South Carolina gives Gingrich a boost

Three different contests, three different winners, and none of the remaining four major candidates for the Republican presidential nomination has a record of supporting equal rights for gays.

But the candidate who described laws banning sexual orientation discrimination as “religious bigotry”—Newt Gingrich—won Saturday’s South Carolina primary. Now, he must slug it out in Florida against Iowa caucus winner Rick Santorum and New Hampshire primary winner Mitt Romney.

Gingrich won 40 percent of the vote in South Carolina’s primary, a primary in which 65 percent of voters identified themselves as evangelicals or born-again Christians. Romney took second place with 28 percent of the vote, followed by Santorum with 17 percent, Ron Paul with 13 percent.

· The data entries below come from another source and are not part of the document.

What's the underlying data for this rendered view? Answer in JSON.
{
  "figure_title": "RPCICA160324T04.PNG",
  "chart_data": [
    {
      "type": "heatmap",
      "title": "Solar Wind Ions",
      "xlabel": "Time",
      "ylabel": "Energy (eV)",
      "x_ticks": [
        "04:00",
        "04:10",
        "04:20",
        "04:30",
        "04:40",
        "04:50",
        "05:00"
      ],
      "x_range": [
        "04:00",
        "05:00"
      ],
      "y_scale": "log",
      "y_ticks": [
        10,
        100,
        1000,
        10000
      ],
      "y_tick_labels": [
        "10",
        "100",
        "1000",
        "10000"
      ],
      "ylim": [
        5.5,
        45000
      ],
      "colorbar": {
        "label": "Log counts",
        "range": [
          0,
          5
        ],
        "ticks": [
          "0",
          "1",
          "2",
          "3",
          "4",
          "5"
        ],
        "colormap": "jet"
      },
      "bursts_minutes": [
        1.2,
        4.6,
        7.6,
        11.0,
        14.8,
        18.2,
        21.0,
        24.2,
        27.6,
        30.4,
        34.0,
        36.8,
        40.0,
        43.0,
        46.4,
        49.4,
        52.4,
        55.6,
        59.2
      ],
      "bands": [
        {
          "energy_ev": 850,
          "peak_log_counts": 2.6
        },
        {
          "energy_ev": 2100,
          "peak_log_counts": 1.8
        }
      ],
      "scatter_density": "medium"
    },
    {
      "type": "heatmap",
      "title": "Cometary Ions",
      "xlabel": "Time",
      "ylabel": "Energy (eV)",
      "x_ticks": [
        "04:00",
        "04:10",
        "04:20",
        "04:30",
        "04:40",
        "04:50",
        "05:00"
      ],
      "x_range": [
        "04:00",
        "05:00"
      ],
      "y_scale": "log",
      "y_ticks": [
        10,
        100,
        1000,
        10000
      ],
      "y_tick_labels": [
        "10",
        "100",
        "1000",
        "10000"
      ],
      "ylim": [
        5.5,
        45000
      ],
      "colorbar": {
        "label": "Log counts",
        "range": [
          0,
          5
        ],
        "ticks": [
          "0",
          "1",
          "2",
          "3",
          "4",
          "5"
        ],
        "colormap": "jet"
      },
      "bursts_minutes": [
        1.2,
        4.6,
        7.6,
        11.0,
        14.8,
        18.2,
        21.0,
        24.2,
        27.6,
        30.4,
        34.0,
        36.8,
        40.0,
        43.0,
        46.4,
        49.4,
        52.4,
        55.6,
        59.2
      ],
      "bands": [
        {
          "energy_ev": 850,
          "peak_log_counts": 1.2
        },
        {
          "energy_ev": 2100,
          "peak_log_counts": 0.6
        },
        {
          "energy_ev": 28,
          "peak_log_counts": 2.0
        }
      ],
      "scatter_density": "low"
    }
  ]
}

Two percent went to other candidates.

In his victory speech Saturday night, Gingrich hammered home his contention that “elites” and activist judges are threatening America with “religious bigotry.” He belittled President Obama’s opposition to a pipeline through the mid-section of the U.S. as “taking care of his extremist, left-wing friends in San Francisco.”

Many political analysts are attributing Gingrich’s success in South Carolina to his pugilistic performance in debates, his having served as a member of Congress from neighboring Georgia, and the fact that Romney has been stubbornly reluctant to release his tax returns to the public for scrutiny. And exit polling has shown that 65 percent of Republicans voting Saturday said the debates were an important factor in making their decisions. Of those who said that, 50 percent voted for Gingrich.

In debate Thursday night, Gingrich berated CNN moderator John King for asking Gingrich if he wanted to address his ex-wife’s widely publicized accusation that Gingrich had asked her to either agree to let him have a mistress or a divorce. While a highly conservative audience might normally be expected to scrutinize an allegation that a thrice-married candidate may not respect the “sanctity” of marriage, it, instead, seemed to embrace Gingrich’s attack against the “media elite.”

LGBT voters were likely more interested in examining the allegation against Gingrich because Gingrich has been opposed to marriages of same-sex couples. He told a debate audience in New Hampshire January 8 that he did not support allowing same-sex couples to marry because it was “a huge jump from being understanding and considerate” of the pains of discrimination against same-sex couples and “saying we’re therefore going to institute the sacrament of marriage as though it has no basis.” Marriage, said Gingrich, was “between a man and a woman.”

 

 

Coming out of South Carolina, Gingrich now has 23 delegates toward the GOP nomination, which requires 1,144 to secure. Romney has 19 delegates, Santorum has 12, Ron Paul has 3, and Jon Huntsman (who pulled out of the race Monday) has 2.

Gingrich has already been campaigning in Florida, which holds its primary January 31 and 50 delegates to offer. While in Miami campaigning this month, Gingrich claimed that Romney appointed the judges who delivered the decision that led to same-sex couples obtaining marriage licenses in Massachusetts. Romney did not. Three of the four justices who voted with the majority in that decision were appointed by other Republican governors; the fourth justice was a Democratic appointee.

It’s not clear how big an issue same-sex marriage, adoption, or other civil rights issues for LGBT people might be in Florida, but the Sunshine State —unlike the previous three states—has a significant gay Republican presence. There are Log Cabin Republican chapters in Miami, Broward County, and Tampa Bay. And gay-related issues have been in the news regularly in Florida.

There will be two debates prior to the Florida primary. The first comes Monday night on NBC, sponsored by a number of news outlets. The second comes Thursday on CNN, sponsored by the Republican Party and the Hispanic Leadership Network.